Caleb began studying aerospace engineering at Georgia Tech this semester. Before that, he had been studying at Chattahoochee Technical College in Marietta for a year, but his parents preferred a university that suited the boy better.
Anderson learns quickly. When he was nine months old, he was able to express himself using sign language. By his first birthday, he could read, and by the age of two, his parents said he could understand fractions.
At the age of 3, a test showed that the boy was exceptionally gifted. “Here (to Georgia Tech, ed.) I am challenged,” Caleb told CBS. “I think I’m pretty average here. The thing that connects everyone here is that it’s terribly difficult.”

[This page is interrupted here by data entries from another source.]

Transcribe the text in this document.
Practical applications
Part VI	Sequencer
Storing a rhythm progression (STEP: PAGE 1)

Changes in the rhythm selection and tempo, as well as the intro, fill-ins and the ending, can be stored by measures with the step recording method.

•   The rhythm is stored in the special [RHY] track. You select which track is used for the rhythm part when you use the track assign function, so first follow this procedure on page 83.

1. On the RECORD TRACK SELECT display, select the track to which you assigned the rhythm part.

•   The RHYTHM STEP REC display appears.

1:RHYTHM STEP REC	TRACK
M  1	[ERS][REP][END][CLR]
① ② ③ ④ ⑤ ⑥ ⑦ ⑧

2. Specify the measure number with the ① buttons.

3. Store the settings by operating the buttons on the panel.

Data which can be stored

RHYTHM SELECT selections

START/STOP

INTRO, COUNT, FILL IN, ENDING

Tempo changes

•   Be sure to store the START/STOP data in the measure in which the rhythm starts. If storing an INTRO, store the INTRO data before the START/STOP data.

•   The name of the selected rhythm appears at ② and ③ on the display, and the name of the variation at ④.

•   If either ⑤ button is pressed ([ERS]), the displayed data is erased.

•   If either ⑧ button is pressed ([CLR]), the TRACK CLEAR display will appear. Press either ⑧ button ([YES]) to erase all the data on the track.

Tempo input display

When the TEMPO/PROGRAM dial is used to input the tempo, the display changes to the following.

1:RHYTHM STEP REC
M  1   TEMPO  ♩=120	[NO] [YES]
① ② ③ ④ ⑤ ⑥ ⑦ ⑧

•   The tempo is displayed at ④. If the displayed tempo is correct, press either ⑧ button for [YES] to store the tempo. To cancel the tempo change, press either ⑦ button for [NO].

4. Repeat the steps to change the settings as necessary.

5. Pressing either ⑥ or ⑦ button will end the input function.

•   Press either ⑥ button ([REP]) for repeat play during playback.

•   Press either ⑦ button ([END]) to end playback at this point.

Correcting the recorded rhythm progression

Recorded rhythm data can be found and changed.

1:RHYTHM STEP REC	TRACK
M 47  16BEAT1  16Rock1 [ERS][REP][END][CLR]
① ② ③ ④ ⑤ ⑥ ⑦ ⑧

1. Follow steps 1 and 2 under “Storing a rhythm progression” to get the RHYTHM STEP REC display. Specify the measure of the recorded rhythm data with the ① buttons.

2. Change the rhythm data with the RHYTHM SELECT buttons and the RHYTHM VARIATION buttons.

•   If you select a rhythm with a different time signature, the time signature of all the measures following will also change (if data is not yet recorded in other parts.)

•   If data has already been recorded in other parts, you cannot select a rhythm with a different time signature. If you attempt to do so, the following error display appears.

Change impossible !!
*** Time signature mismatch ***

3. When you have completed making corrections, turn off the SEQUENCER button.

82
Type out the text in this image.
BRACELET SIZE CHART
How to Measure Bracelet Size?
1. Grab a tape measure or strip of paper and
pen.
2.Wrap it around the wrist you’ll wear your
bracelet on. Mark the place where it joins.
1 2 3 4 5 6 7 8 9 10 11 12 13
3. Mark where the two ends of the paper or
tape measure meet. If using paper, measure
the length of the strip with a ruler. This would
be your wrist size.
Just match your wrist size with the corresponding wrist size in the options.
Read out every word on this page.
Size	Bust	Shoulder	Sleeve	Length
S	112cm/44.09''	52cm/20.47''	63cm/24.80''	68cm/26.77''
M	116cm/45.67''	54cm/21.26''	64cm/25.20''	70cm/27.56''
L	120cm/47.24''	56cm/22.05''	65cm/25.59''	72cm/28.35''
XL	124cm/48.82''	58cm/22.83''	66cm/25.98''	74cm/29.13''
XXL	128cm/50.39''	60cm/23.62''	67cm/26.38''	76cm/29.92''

The course normally lasts five years, but Caleb may complete the training more quickly. He would eventually like to work for SpaceX or start his own company. “I’m not very smart,” said the boy. “I just pick up information faster. And if I learn faster, I’m ahead of the game sooner.”
Not the youngest ever
Incidentally, Caleb is not the youngest university student ever. That honor belonged to American Michael Kearney, who received his bachelor’s degree in anthropology at the age of 10. When he was eighteen, he added a master’s degree in computer science. Kearney made it into the Guinness Book of Records.
This year, the 11-year-old Flemish-Dutch genius Laurent Simons obtained his bachelor’s degree in physics at the University of Antwerp. He concluded it summa cum laude, so with an average of about 9. Although the study normally takes three years, Simons completed it in one year.
What is exceptionally gifted?
Exceptionally gifted people have an IQ above 145, a strong observational ability and an enormous urge to gain new knowledge. They see patterns in a larger whole and can then use them in a different context. That usually makes them real inventors.
It is often a huge challenge for this group of gifted people to fit into existing systems, such as education and business. For example, they skip classes and then go their separate ways. Because less than 1 percent of the population falls into this category, finding people in similar situations is often difficult.